Literacy 

Poetry Recital

On Friday, the Preps, Year 2s, 3s and 6s participated in a poetry recital. It was a wonderful opportunity for the students to share their learning with each other and develop their reading, speaking and listening skills. The Year 6 students have been researching and responding to poetry developing critical and analytical skills. The Year 3 students dedicated Term 3 developing their writing skills by creating a range of poems from haikus to sensory poems. The Year 2s have developed phrasing and fluency by reading a range of poems and have also learnt how to write couplets and adverb poems. The Preps have used poetry to develop their fluency by reading with rhythm and expression. The Preps amazed us with their recital of Daddy Fell Into The Pond by Alfred Noys. It was a lovely afternoon spent together!

 

Edutopia posted an excellent article on the importance of poetry.  It is a worthwhile read! 

Click here

Five Reasons Why We Need Poetry in Schools

Poetry promotes literacy, builds community, and fosters emotional resilience. It can cross boundaries that little else can. Bring some poetry into your hearts, homes, classrooms and schools. Here are five reasons why we need poetry in our schools.

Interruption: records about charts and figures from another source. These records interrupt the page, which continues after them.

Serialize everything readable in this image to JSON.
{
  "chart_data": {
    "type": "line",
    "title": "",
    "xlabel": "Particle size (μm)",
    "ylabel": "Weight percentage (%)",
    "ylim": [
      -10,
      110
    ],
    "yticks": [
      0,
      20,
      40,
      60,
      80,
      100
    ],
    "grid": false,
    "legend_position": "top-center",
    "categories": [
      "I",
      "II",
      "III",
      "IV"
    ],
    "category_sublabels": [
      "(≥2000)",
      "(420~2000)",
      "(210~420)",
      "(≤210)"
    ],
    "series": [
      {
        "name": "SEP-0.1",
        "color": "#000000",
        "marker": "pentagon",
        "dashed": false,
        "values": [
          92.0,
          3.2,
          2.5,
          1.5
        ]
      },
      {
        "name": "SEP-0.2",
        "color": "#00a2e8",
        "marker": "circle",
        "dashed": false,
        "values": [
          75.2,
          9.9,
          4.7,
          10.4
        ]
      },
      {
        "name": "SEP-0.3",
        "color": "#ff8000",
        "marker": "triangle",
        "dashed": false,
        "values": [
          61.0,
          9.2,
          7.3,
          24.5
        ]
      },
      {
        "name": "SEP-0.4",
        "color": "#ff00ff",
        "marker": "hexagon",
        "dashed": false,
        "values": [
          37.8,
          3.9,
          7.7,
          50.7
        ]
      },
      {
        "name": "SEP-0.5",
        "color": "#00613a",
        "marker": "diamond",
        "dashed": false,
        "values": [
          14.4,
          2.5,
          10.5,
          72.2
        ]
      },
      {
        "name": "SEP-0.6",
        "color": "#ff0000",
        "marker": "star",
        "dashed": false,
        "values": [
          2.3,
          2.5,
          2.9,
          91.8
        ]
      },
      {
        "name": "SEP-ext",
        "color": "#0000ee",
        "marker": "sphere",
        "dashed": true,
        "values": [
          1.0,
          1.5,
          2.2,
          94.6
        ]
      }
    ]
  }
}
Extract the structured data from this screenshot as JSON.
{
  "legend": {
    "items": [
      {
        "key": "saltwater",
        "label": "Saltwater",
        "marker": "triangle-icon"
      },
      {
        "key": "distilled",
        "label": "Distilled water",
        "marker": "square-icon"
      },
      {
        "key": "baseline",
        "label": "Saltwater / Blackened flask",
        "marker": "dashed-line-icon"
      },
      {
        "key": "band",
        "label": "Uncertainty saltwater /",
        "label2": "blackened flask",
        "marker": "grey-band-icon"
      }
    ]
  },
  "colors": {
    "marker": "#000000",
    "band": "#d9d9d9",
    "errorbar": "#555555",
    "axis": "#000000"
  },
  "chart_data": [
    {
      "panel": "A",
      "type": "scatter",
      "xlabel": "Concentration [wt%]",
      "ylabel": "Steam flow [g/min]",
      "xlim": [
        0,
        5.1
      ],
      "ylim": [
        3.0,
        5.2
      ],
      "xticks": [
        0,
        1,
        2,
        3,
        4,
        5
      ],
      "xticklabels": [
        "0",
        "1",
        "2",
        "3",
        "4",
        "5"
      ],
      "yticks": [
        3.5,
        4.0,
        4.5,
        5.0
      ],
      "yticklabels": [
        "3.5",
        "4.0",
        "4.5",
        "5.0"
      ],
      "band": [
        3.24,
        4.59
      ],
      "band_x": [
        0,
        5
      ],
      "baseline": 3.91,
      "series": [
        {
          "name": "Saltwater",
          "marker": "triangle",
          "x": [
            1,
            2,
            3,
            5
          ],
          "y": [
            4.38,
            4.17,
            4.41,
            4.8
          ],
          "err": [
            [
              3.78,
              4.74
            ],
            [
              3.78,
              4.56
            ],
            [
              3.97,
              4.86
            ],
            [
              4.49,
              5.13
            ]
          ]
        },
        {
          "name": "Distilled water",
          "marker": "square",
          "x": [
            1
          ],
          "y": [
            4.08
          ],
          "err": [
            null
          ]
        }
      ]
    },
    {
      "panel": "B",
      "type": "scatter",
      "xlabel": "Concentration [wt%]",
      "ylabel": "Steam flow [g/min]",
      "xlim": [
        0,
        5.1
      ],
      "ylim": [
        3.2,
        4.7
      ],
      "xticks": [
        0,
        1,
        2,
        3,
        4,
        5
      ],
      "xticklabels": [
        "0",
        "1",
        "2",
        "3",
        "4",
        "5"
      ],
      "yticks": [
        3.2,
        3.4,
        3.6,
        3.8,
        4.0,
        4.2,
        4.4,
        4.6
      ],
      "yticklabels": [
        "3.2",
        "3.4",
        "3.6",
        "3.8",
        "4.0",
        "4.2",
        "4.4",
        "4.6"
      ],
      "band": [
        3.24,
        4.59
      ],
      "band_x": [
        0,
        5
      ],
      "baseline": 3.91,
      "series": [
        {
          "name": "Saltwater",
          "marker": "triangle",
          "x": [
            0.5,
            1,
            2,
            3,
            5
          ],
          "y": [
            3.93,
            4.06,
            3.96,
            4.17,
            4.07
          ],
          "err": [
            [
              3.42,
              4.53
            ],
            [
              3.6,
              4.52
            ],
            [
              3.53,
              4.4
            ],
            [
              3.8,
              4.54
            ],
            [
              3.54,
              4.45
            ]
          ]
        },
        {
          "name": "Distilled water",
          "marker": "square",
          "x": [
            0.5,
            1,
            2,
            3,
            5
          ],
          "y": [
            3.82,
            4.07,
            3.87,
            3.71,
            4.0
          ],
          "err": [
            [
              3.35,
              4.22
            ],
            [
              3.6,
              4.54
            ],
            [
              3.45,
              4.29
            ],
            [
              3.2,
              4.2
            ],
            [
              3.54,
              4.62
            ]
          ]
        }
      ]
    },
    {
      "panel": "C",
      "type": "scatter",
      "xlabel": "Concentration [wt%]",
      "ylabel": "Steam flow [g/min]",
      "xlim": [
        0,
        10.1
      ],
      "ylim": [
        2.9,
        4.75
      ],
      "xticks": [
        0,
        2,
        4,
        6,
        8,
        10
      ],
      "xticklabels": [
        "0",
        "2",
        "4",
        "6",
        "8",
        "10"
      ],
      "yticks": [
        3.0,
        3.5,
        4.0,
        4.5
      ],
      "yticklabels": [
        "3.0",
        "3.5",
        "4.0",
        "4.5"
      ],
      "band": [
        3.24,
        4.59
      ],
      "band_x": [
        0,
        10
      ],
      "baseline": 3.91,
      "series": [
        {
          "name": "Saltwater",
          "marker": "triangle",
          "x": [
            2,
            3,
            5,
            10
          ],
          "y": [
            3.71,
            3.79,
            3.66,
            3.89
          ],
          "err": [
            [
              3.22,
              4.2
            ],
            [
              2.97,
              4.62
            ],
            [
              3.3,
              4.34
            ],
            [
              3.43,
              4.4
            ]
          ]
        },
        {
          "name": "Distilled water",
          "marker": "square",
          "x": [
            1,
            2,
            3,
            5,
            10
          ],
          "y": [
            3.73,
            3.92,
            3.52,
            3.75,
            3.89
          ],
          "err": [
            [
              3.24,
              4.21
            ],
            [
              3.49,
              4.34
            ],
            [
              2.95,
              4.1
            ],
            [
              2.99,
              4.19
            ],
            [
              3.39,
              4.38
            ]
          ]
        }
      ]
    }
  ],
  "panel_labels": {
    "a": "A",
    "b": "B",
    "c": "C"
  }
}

Reason #1: Poetry helps us know each other and build community. Poetry can be used at the start of the year to learn about where students come from and who they are. Poetry can allow kids to paint sketches of their lives, using metaphor, imagery and symbolic language to describe painful experiences, or parts of themselves that they're not ready to share. Poetry allows kids to put language to use-to make it serve a deep internal purpose, to break rules along the way (grammar, punctuation, capitalization -- think of e.e. cummings) and to find voice, representation, community perhaps.

Reason #2: When read aloud, poetry is rhythm and music and sounds and beats. Young children -- babies and preschoolers included -- may not understand all the words or meaning, but they'll feel the rhythms, get curious about what the sounds mean and perhaps want to create their own. Contrary to popular belief amongst kids, boys get really into poetry when brought in through rhythm and rhyme. It's the most kinesthetic of all literature, it's physical and full-bodied which activates your heart and soul and sometimes bypasses the traps of our minds and the outcome is that poetry moves us. Boys, too.

Reason #3: Poetry opens venues for speaking and listening, much neglected domains of a robust English Language Arts curriculum. Think spoken word and poetry slams. Shared in this way, poetry brings audience, authentic audience, which motivates reluctant writers (or most writers, for that matter) .

Reason #4: Poetry has space for English Language Learners. Because poems defy rules, poetry can be made accessible for ELLs -- poems can be easily scaffolded and students can find ways of expressing their voices while being limited in their vocabulary. Furthermore, poetry is universal. ELLs can learn about or read poetry in their primary language, helping them bridge their worlds. (This is not quite so true for genres such as nonfiction text that get a lot of airtime these days.)

Reason #5: Poetry builds resilience in kids and adults; it fosters Social and Emotional Learning. A well-crafted phrase or two in a poem can help us see an experience in an entirely new way. We can gain insight that had evaded us many times, that gives us new understanding and strength. William Butler Yeats said this about poetry: "It is blood, imagination, intellect running together...It bids us to touch and taste and hear and see the world, and shrink from all that is of the brain only." Our schools are places of too much "brain only;" we must find ways to surface other ways of being, other modes of learning. And we must find ways to talk about the difficult and unexplainable things in life -- death and suffering and even profound joy and transformation.